Implicit nuclear threat
In the same intervention, Trump has raised the tone against Iran, claiming without evidence that “the country has no air defense”, even calling it “completely defenseless”. He then spoke of a hypothetical “unconditional rendering” of Tehran.
“Then we will explode everything that is nuclear there,” he said, in reference to the atomic sites of the Islamic Republic. A threat barely veiled in preventive strikes, which many analysts interpret as a return to the doctrine of “extreme deterrence” dear to the hawk of Washington.
Negotiations… too late?
Trump also said he had been approached by Iranian officials to start a dialogue. He would have replied that “he was very late to speak”. While being careful not to clearly announce a military intervention, he sowed doubt: “I may do so, maybe not. No one knows. »An assumed strategic ambiguity, which aims as much to destabilize the adversary as to keeping hands on the diplomatic tempo.
A “very important” week
Despite these threats, Trump did not exclude the possibility of a quick outcome: “Next week will be very important, perhaps even before. “He recognized, however, that” nothing has yet been won “and that” war is complicated, many things can go wrong “.
These remarks arrive as the United States has continued its defensive support in Israel since the start of clashes with Iran. But by using “us” to talk about possible strikes, Trump continues to blur the line between indirect aid and entry into open war.

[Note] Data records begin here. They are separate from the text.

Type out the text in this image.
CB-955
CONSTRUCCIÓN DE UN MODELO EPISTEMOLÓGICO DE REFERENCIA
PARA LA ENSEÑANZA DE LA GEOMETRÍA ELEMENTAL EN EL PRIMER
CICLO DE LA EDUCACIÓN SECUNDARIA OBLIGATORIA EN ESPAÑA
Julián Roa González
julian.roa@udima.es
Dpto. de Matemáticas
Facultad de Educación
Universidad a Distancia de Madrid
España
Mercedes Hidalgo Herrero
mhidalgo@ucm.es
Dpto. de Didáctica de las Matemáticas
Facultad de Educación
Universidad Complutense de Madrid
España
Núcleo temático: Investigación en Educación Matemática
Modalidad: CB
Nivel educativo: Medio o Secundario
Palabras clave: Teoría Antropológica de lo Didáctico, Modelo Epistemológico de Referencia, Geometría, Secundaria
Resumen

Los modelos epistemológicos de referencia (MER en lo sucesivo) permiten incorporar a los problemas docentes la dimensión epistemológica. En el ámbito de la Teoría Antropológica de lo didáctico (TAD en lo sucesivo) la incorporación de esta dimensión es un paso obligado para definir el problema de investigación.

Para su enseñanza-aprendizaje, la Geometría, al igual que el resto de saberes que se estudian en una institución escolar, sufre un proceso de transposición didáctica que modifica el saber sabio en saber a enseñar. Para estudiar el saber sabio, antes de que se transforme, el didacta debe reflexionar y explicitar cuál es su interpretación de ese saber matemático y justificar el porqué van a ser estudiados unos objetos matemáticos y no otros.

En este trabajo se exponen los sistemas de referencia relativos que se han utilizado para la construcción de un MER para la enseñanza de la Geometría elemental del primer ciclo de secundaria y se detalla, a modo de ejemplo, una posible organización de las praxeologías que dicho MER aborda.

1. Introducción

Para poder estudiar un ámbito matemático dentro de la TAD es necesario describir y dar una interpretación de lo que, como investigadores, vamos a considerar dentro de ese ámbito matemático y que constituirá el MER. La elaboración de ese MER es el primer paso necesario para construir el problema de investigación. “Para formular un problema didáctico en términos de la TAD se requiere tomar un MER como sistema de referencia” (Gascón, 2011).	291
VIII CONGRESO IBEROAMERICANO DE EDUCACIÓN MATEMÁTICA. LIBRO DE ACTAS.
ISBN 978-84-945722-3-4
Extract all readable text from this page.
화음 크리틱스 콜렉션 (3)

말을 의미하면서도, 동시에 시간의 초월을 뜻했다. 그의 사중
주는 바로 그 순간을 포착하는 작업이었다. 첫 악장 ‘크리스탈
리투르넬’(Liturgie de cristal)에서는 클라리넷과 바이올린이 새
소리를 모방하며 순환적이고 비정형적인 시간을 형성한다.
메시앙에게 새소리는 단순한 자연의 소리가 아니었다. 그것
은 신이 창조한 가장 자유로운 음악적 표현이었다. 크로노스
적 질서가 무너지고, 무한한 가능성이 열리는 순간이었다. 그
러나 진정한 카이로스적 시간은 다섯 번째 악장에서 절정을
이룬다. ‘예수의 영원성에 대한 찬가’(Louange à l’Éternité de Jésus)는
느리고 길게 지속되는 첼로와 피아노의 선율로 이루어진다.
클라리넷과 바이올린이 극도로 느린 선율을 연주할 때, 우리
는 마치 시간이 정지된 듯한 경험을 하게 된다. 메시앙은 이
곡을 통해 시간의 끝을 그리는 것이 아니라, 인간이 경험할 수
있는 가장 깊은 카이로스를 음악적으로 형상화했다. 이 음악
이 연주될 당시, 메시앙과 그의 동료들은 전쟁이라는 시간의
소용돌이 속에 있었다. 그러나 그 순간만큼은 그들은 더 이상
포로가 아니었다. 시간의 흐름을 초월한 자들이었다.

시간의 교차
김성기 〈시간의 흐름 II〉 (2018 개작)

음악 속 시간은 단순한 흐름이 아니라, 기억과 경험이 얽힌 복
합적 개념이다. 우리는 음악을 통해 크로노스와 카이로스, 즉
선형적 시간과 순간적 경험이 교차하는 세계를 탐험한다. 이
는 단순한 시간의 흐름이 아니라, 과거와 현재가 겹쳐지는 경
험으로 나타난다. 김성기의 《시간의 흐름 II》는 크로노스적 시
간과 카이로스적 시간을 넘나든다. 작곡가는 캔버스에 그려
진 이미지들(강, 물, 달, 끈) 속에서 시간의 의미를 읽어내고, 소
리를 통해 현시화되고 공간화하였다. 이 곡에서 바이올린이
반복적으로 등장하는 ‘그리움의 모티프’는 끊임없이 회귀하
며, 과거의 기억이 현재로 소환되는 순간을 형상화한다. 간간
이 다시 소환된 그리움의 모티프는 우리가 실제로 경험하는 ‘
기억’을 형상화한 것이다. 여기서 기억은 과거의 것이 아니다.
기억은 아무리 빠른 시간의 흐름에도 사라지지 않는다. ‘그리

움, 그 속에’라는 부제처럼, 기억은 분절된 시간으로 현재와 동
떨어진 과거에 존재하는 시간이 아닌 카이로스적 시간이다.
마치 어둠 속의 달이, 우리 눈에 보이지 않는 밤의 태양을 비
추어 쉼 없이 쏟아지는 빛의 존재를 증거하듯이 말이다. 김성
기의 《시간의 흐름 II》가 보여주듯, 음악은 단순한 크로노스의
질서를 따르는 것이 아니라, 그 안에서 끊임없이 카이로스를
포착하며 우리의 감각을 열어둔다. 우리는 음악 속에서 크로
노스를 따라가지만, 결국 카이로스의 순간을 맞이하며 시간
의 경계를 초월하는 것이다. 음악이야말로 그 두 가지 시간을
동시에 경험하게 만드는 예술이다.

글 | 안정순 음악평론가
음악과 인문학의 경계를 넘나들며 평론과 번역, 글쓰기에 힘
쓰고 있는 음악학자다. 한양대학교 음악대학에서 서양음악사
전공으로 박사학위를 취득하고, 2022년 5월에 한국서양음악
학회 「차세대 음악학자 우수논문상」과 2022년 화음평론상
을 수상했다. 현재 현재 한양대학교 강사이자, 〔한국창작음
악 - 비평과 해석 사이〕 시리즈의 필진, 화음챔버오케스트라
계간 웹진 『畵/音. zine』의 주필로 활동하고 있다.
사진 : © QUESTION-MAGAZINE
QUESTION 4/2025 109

Between threat and confusion
Through this mixture of bravades, false diplomatic openings and strategic inaccuracies, Donald Trump has dangerous ambiguity. On the one hand, it blows the possibility of appeasement; On the other hand, it stirs up the embers with a regional conflagration. This confused posture, marked by a contempt displayed for the multilateral diplomatic order and international institutions, makes the worst fear.
While the missiles continue to fall to the Middle East, the world holds its breath. And the next hours may well be decisive.